Rudder Rudder
The rudder controls movements of the airplane about its vertical axis. This is the motion called yaw. Like the other primary control surfaces, the rudder is a movable surface hinged to a fixed surface - in this case to the vertical stabilizer, or fin. Movement of the rudder is controlled by two rudder pedals - left and right. Its action is very much like that of the elevators, except that it moves in a different plane; the rudder deflects from side to side instead of up and down. When the rudder is deflected to one side, it protrudes into the airflow, causing a horizontal force to be exerted in the opposite direction (Fig. 4-6). This pushes the tail of the airplane in that direction and yaws the nose in the desired direction. When rudder is used for steering during ground taxiing, the propeller slipstream provides the force to yaw or turn the airplane in the desired direction.

   As mentioned earlier, the primary purpose of the rudder in flight is to counteract the effect of adverse yaw and to help provide directional control of the airplane. In flight the rudder does not turn the airplane; instead, the force of the horizontal component of wing lift turns the airplane when the wings are banked. As in the demonstration of turning by use of ailerons alone, this can be verified by flying straight and level and then, after taking the hands off the aileron control, trying to turn to the right by applying right rudder pressure only. At first it may seem to work pretty well. The airplane will turn to the right but it will also skid to the left. (A skid in a turn is caused by insufficient angle of bank for a given radius of turn.) Since the airplane possesses inherent stability, it will tend to stop the skid by banking itself to the right.

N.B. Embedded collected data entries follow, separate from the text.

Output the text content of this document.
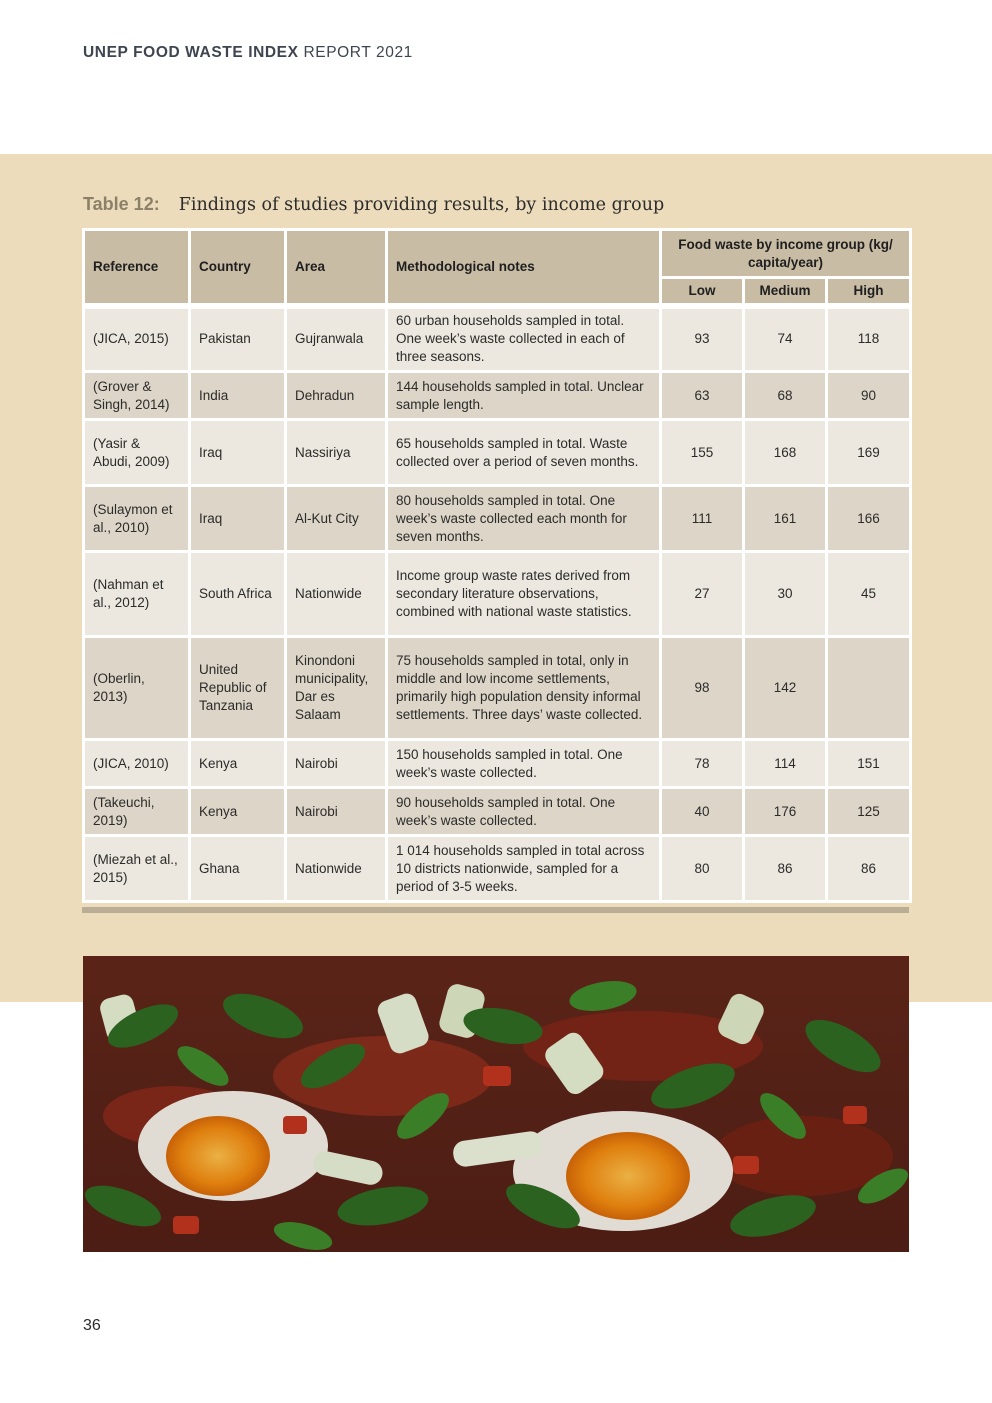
UNEP FOOD WASTE INDEX REPORT 2021
Table 12: Findings of studies providing results, by income group
Reference	Country	Area	Methodological notes	Food waste by income group (kg/ capita/year)		
				Low	Medium	High
(JICA, 2015)	Pakistan	Gujranwala	60 urban households sampled in total. One week’s waste collected in each of three seasons.	93	74	118
(Grover & Singh, 2014)	India	Dehradun	144 households sampled in total. Unclear sample length.	63	68	90
(Yasir & Abudi, 2009)	Iraq	Nassiriya	65 households sampled in total. Waste collected over a period of seven months.	155	168	169
(Sulaymon et al., 2010)	Iraq	Al-Kut City	80 households sampled in total. One week’s waste collected each month for seven months.	111	161	166
(Nahman et al., 2012)	South Africa	Nationwide	Income group waste rates derived from secondary literature observations, combined with national waste statistics.	27	30	45
(Oberlin, 2013)	United Republic of Tanzania	Kinondoni municipality, Dar es Salaam	75 households sampled in total, only in middle and low income settlements, primarily high population density informal settlements. Three days’ waste collected.	98	142	
(JICA, 2010)	Kenya	Nairobi	150 households sampled in total. One week’s waste collected.	78	114	151
(Takeuchi, 2019)	Kenya	Nairobi	90 households sampled in total. One week’s waste collected.	40	176	125
(Miezah et al., 2015)	Ghana	Nationwide	1 014 households sampled in total across 10 districts nationwide, sampled for a period of 3-5 weeks.	80	86	86
36
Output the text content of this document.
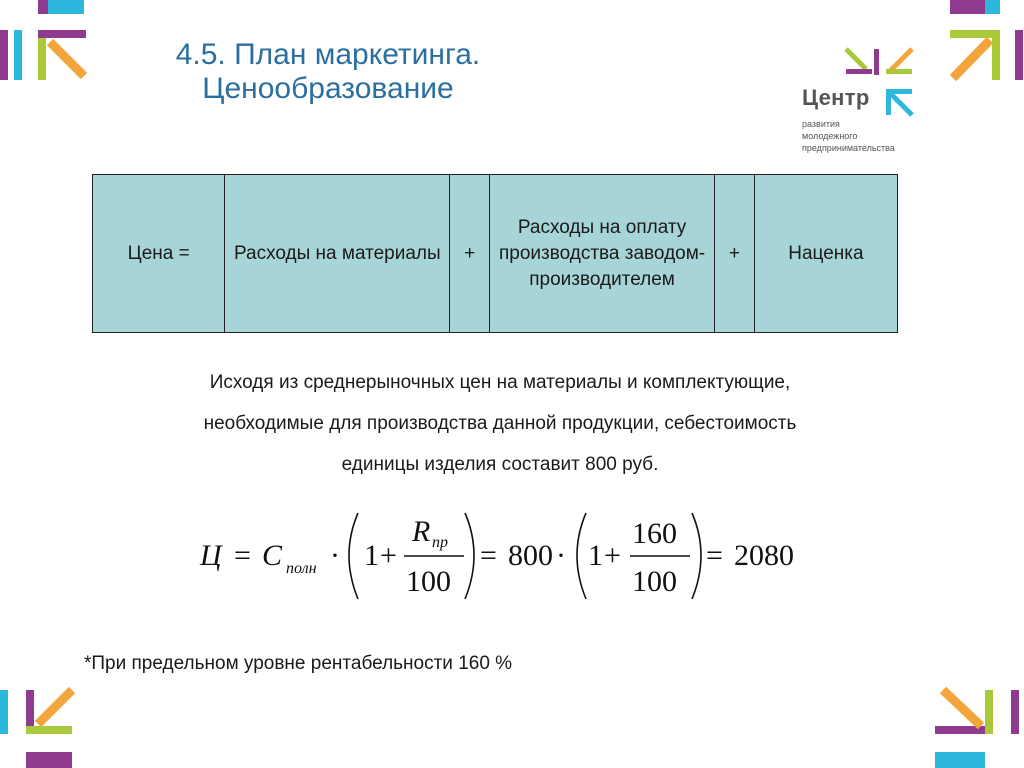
4.5. План маркетинга.
Ценообразование	Центр
развития
молодежного
предпринимательства
Цена =	Расходы на материалы	+	Расходы на оплату производства заводом-производителем	+	Наценка
Исходя из среднерыночных цен на материалы и комплектующие,
необходимые для производства данной продукции, себестоимость
единицы изделия составит 800 руб.
Ц = С полн · 1 +
R пр
100
= 800 · 1 +
160
100
= 2080
*При предельном уровне рентабельности 160 %
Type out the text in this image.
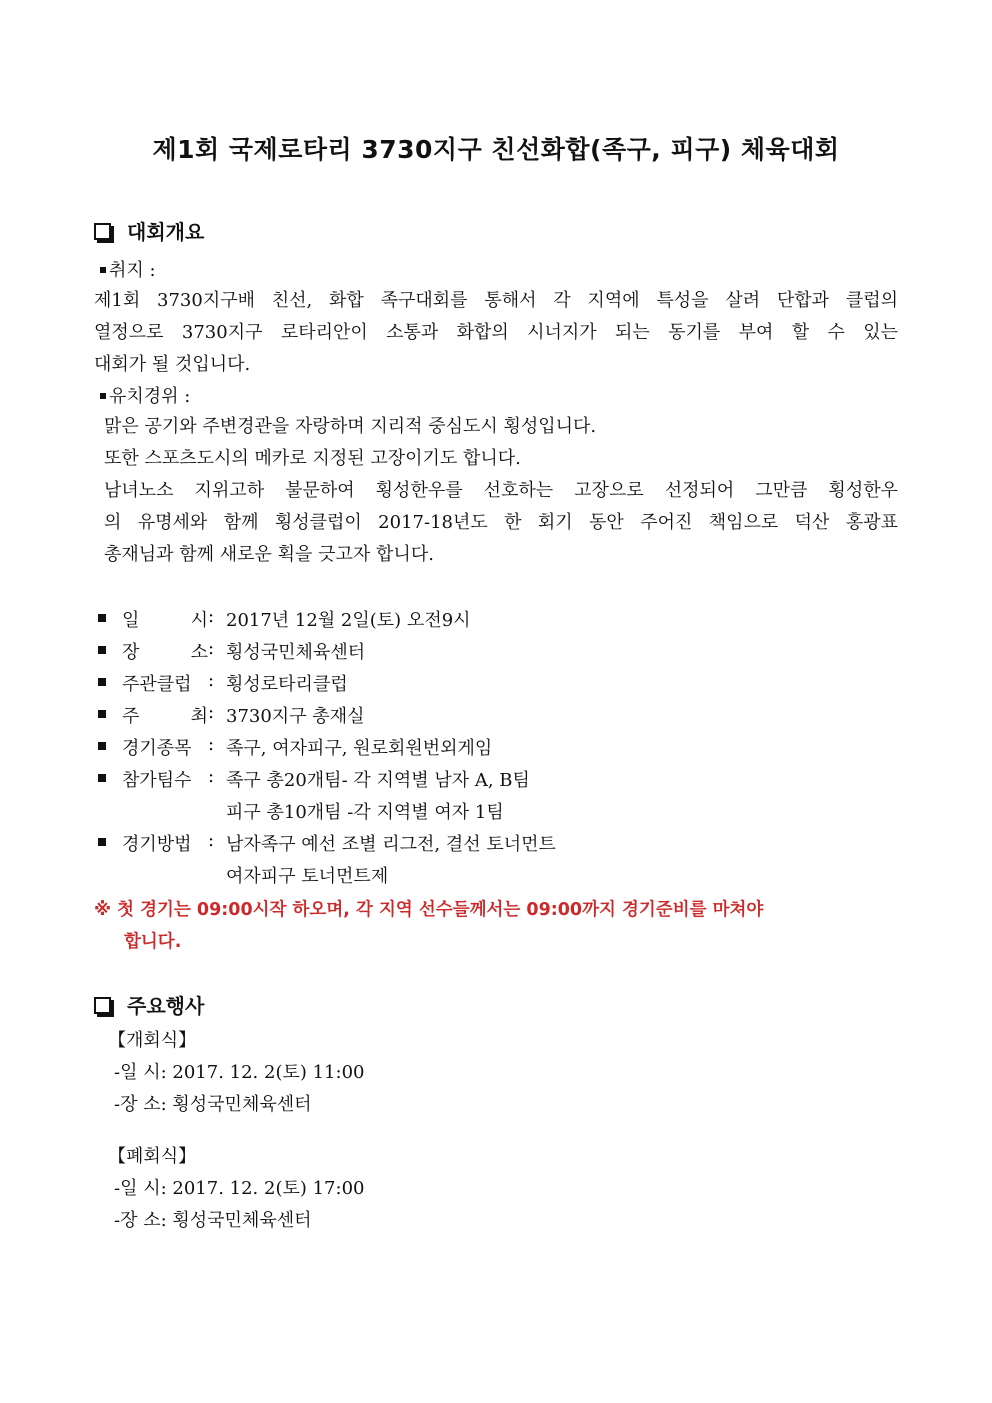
제1회 국제로타리 3730지구 친선화합(족구, 피구) 체육대회
대회개요
취지 :
제1회 3730지구배 친선, 화합 족구대회를 통해서 각 지역에 특성을 살려 단합과 클럽의
열정으로 3730지구 로타리안이 소통과 화합의 시너지가 되는 동기를 부여 할 수 있는
대회가 될 것입니다.
유치경위 :
맑은 공기와 주변경관을 자랑하며 지리적 중심도시 횡성입니다.
또한 스포츠도시의 메카로 지정된 고장이기도 합니다.
남녀노소 지위고하 불문하여 횡성한우를 선호하는 고장으로 선정되어 그만큼 횡성한우
의 유명세와 함께 횡성클럽이 2017-18년도 한 회기 동안 주어진 책임으로 덕산 홍광표
총재님과 함께 새로운 획을 긋고자 합니다.
일 시 : 2017년 12월 2일(토) 오전9시
장 소 : 횡성국민체육센터
주관클럽 : 횡성로타리클럽
주 최 : 3730지구 총재실
경기종목 : 족구, 여자피구, 원로회원번외게임
참가팀수 : 족구 총20개팀- 각 지역별 남자 A, B팀
피구 총10개팀 -각 지역별 여자 1팀
경기방법 : 남자족구 예선 조별 리그전, 결선 토너먼트
여자피구 토너먼트제
※ 첫 경기는 09:00시작 하오며, 각 지역 선수들께서는 09:00까지 경기준비를 마쳐야
합니다.
주요행사
【개회식】
-일 시: 2017. 12. 2(토) 11:00
-장 소: 횡성국민체육센터
【폐회식】
-일 시: 2017. 12. 2(토) 17:00
-장 소: 횡성국민체육센터
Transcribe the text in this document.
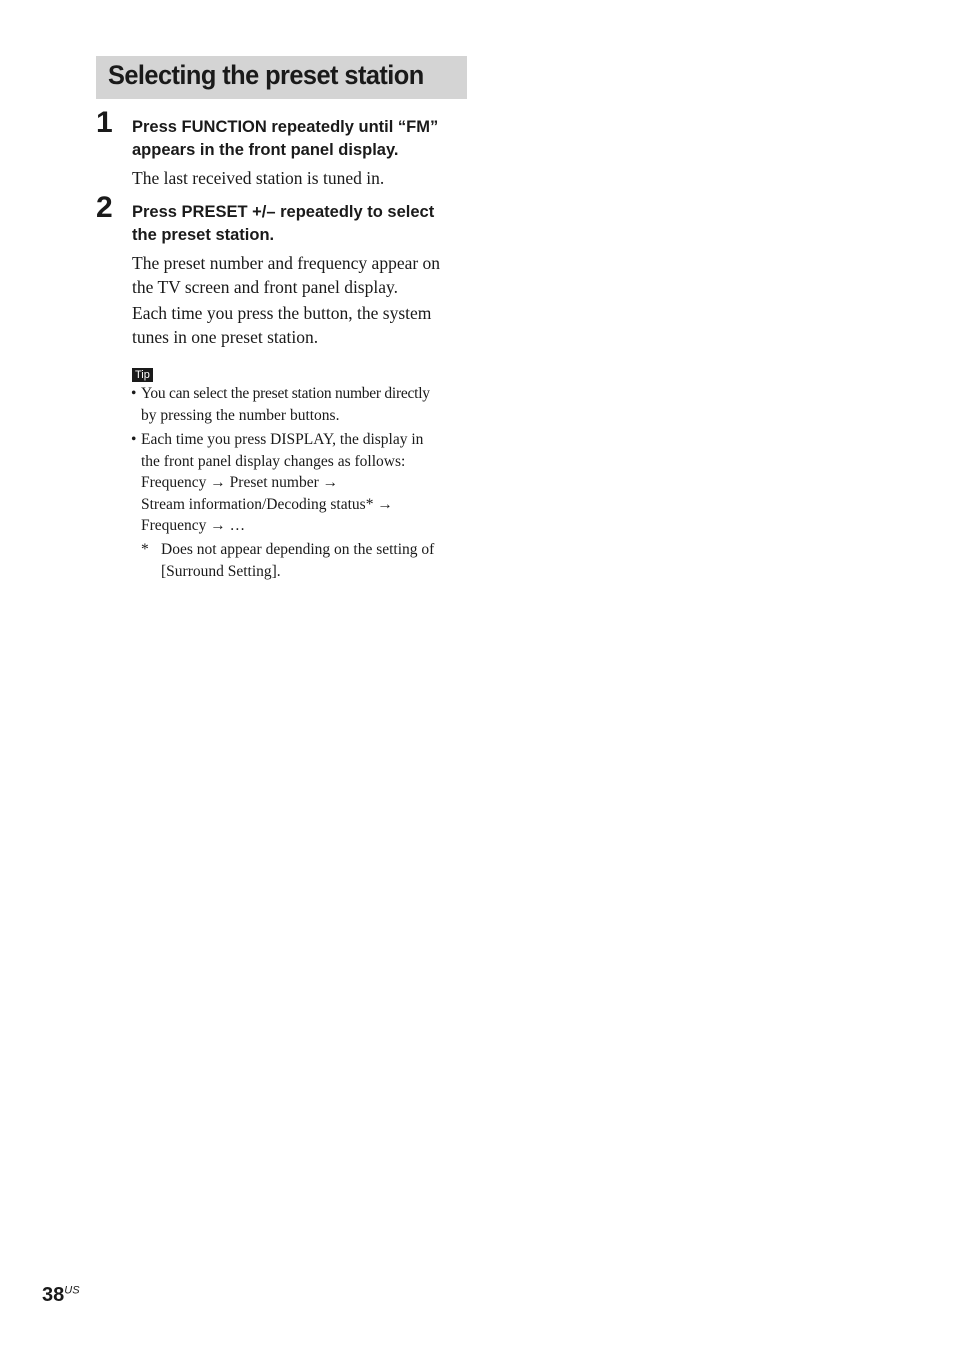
Selecting the preset station
1 Press FUNCTION repeatedly until “FM”
appears in the front panel display.
The last received station is tuned in.
2 Press PRESET +/– repeatedly to select
the preset station.
The preset number and frequency appear on
the TV screen and front panel display.
Each time you press the button, the system
tunes in one preset station.
Tip
• You can select the preset station number directly
by pressing the number buttons.
• Each time you press DISPLAY, the display in
the front panel display changes as follows:
Frequency → Preset number →
Stream information/Decoding status* →
Frequency → …
* Does not appear depending on the setting of
[Surround Setting].
$38^{US}$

   If the pilot were to now neutralize the rudder, only a shallow banking turn would result. However, inasmuch as the purpose of this demonstration is to make a turn using only the rudder, continue to hold right rudder pressure. Since the airplane is slightly banked to the right, the rudder will force the nose of the airplane downward to the right. The reason for this is that yawing is the only movement the rudder can produce. As a result, the nose yaws downward, the airspeed increases, and the airplane starts losing altitude. At the same time, the airplane, being stable, attempts to stop the increased skidding by banking more steeply. The more steeply it banks, the more the nose is yawed downward by the right rudder action. The net result of holding rudder alone is a descending spiral unless back elevator pressure is applied. Thus, it can be seen that rudder alone cannot produce a coordinated turn. Blending aileron, rudder, and elevator pressure does that.